Le fait de n'avoir compris que tardivement la nature réelle de l'infection, nonobstant les avis recueillis et les observations effectuées ou qui auraient pu l'être, ainsi que l'inadéquation des mesures engendrées par une perception inexacte de l'état de la malade, peuvent, le cas échéant, constituer un comportement inattendu de la part d'un médecin assistant de garde dans un service de soins intensifs. Contrairement à ce que l'arrêt décide, ces faits ne sauraient s'analyser pour autant comme étant constitutifs du refus délictueux de porter secours, visé par l'article 422bis du Code pénal.

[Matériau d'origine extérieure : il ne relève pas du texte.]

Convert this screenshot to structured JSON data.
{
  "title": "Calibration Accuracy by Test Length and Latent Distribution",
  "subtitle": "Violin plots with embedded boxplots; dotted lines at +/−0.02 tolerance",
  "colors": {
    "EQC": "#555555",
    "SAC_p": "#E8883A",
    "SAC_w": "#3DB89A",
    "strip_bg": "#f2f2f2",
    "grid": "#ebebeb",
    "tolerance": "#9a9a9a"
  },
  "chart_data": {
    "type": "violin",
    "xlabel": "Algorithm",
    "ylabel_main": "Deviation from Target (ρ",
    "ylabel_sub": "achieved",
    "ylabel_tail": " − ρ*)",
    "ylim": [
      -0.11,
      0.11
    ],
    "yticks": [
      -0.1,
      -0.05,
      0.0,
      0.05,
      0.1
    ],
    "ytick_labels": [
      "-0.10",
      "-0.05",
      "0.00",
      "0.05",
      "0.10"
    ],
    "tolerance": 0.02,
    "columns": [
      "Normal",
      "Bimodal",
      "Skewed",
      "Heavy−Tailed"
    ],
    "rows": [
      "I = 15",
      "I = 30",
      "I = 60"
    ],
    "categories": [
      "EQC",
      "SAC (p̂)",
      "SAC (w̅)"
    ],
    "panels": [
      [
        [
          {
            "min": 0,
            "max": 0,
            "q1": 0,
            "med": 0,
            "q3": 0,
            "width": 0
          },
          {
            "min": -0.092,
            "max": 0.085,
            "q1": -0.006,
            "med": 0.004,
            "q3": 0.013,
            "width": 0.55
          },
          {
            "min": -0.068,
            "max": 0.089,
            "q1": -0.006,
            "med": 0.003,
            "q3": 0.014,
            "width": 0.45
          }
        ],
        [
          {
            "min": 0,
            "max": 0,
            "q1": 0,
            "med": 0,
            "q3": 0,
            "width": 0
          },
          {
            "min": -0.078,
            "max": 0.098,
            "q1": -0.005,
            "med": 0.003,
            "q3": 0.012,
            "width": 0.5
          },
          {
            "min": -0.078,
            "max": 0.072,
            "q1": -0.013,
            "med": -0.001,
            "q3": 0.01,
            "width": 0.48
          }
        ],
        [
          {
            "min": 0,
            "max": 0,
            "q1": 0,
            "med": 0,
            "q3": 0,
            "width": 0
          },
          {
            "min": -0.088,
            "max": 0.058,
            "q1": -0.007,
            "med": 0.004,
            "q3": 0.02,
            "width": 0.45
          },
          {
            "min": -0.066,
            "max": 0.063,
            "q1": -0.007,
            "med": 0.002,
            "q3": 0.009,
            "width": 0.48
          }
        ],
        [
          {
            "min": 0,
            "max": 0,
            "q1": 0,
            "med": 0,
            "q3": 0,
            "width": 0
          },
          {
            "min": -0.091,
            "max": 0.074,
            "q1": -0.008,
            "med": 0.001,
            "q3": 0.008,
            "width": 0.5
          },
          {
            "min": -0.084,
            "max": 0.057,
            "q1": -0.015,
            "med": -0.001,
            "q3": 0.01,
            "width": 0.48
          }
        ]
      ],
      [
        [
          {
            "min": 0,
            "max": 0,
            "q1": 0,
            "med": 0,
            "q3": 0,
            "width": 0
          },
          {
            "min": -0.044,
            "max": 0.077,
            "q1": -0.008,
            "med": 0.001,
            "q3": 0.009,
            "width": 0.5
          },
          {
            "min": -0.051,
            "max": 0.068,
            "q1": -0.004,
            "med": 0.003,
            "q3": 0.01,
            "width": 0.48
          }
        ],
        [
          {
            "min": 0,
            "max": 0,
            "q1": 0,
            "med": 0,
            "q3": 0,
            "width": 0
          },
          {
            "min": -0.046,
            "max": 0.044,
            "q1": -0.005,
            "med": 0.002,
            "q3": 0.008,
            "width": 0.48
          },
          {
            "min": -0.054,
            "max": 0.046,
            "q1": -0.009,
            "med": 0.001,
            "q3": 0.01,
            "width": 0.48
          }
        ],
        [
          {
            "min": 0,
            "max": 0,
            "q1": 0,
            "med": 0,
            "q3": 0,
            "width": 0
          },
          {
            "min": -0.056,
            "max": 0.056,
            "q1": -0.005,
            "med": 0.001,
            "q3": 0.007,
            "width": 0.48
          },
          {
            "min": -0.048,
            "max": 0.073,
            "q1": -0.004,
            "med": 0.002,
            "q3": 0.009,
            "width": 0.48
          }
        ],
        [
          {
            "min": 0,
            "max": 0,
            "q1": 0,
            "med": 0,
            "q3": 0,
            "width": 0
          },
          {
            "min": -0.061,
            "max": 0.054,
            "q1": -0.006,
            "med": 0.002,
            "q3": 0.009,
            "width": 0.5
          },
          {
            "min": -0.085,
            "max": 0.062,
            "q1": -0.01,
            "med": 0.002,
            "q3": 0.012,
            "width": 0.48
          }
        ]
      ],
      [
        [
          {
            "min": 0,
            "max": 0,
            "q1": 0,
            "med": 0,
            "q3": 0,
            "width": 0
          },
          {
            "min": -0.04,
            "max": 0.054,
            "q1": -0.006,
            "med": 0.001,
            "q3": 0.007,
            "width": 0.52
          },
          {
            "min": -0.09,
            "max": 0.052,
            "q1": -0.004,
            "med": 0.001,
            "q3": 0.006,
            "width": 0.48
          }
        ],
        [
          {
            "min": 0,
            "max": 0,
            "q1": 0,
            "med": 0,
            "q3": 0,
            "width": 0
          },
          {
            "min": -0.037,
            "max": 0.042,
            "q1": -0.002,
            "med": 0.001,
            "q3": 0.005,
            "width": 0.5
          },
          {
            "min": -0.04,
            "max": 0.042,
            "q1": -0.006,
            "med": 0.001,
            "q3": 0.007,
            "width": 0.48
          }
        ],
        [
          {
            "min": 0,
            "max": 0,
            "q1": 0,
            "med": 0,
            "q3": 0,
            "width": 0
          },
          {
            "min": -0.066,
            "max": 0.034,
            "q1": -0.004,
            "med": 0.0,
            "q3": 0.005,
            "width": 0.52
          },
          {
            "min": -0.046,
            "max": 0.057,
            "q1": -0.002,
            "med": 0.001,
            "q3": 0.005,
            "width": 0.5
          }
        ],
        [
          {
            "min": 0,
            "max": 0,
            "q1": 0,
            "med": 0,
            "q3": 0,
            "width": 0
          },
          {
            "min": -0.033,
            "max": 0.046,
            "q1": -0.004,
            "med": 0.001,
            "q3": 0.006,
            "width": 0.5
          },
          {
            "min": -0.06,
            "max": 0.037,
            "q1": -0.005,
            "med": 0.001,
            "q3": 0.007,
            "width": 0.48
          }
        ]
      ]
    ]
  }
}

Les juges d'appel n'ont dès lors pas légalement justifié leur décision.

Le moyen est fondé.

B. En tant que le pourvoi est dirigé contre les décisions rendues sur les actions civiles exercées par les défendeurs :

La demanderesse se désiste de son pourvoi en tant qu'il est dirigé contre la décision qui sursoit à statuer sur l'étendue des dommages.

Nonobstant ce désistement, qui ne vaut pas acquiescement, la cassation, sur le pourvoi non limité de la prévenue, de la décision rendue sur l'action publique exercée à sa charge entraîne l'annulation des décisions définitives et non définitives rendues sur les actions civiles exercées contre elle par les défendeurs, qui sont la conséquence de la première.

PAR CES MOTIFS,

LA COUR

Casse l'arrêt attaqué, en tant qu'il statue en cause de la demanderesse ;

Ordonne que mention du présent arrêt sera faite en marge de l'arrêt partiellement cassé ;

Condamne chacun des défendeurs à une moitié des frais du pourvoi ;

Renvoie la cause, ainsi limitée, à la cour d'appel de Mons.

Lesdits frais taxés à la somme de cent quatre-vingt-un euros un centime dus.

Ainsi jugé par la Cour de cassation, deuxième chambre, à Bruxelles, où siégeaient le chevalier Jean de Codt, président de section, président, Frédéric Close, président de section, Benoît Dejemeppe, Gustave Steffens et Françoise Roggen, conseillers, et prononcé en audience publique du sept novembre deux mille douze par le chevalier Jean de Codt, président de section, en présence de Damien Vandermeersch, avocat général, avec l'assistance de Tatiana Fenaux, greffier.